A nossa luta faz-se!

29 de dezembro, 2023

Manuel Guerra, membro do Conselho Nacional da FENPROF, dirigente do SPGL

Há largos anos que na Escola Artística António Arroio, em Lisboa, alunos, professores, demais trabalhadores e quem vier por bem encontram no átrio de entrada a inscrição «O nosso saber faz-se». Permito-me «refazer», no título deste artigo, essa inscrição.

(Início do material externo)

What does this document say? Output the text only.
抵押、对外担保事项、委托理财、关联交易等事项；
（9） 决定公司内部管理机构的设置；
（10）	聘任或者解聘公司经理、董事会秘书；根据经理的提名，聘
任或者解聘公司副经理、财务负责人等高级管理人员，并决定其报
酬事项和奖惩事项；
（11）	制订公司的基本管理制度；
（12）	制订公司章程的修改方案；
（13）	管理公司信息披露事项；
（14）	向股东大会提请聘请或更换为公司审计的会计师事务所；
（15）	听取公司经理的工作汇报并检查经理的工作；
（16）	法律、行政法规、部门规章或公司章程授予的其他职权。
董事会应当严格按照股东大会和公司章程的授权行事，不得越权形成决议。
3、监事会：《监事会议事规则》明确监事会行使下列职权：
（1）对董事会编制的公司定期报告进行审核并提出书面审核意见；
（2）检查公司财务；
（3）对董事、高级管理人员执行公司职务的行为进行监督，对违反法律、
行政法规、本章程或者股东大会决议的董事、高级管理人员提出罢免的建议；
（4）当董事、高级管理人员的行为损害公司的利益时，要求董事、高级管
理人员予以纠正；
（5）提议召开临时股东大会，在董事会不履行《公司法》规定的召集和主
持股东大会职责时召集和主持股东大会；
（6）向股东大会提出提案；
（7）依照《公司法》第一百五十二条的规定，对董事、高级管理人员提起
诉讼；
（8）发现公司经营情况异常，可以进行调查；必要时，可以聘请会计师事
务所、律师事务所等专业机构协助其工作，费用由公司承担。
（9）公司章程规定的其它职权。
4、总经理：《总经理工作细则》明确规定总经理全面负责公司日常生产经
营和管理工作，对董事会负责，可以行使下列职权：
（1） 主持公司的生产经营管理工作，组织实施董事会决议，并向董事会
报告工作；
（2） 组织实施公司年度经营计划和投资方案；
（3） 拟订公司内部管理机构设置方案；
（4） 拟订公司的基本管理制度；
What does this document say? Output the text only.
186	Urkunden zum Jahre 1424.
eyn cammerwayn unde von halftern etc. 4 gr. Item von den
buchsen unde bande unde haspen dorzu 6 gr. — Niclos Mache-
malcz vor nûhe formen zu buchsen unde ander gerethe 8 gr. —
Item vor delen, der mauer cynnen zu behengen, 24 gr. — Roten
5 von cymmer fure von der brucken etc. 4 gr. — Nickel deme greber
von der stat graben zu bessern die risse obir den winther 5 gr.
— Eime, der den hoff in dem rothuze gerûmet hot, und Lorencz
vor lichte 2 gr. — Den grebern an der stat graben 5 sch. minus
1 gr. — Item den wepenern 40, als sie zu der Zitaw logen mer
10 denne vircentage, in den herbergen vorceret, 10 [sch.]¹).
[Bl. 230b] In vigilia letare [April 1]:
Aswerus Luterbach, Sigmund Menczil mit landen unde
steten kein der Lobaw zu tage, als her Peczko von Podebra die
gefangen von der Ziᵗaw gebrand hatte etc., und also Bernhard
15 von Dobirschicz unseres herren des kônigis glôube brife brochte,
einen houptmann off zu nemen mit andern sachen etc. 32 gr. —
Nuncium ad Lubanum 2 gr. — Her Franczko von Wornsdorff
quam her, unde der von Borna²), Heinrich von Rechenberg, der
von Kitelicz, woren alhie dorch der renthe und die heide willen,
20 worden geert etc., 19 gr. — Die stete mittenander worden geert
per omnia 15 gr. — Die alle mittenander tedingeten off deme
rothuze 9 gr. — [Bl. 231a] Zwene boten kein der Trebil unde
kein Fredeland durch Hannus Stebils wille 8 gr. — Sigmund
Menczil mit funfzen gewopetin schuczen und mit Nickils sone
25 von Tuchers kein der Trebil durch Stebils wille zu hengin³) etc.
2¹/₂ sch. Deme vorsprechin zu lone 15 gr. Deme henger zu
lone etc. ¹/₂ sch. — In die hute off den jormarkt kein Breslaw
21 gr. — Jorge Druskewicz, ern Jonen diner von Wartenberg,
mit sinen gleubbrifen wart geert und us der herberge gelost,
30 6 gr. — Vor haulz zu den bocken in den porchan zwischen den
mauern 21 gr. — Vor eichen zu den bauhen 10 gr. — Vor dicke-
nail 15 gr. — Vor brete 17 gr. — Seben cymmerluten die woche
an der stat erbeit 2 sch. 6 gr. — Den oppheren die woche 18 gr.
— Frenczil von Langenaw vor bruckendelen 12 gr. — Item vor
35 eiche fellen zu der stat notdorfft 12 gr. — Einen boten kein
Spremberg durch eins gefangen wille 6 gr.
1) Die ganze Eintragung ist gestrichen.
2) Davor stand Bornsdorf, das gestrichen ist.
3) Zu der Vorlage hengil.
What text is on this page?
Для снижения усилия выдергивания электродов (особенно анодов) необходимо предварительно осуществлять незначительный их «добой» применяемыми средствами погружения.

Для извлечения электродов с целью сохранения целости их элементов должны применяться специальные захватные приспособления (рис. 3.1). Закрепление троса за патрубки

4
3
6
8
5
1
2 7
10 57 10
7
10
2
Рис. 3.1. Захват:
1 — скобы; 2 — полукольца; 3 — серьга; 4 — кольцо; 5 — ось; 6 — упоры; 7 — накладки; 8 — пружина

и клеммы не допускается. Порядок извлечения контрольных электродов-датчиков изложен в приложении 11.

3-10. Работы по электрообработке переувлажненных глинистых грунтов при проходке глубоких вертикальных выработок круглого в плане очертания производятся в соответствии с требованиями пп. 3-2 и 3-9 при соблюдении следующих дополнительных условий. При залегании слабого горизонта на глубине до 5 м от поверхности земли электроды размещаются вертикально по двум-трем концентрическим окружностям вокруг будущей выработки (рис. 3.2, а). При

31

Afinal, nos passados dias 15 a 21 de Dezembro de 2023, depois da longa e justa luta dos docentes de técnicas especiais da Escola Artística António Arroio (Lisboa) e da Escola Artística de Soares dos Reis (Porto), sempre em articulação com a FENPROF e os seus sindicatos, bem como da injustificada ausência de diálogo ou «espera» por parte dos Ministérios da Educação dos XXII Governo Constitucional (2019-2022) e XXIII Governo Constitucional (2022-2024), foi aberta — finalmente! — a aplicação do Concurso Extraordinário dos docentes de técnicas especiais do Ensino Artístico Especializado (Artes Visuais e Audiovisuais).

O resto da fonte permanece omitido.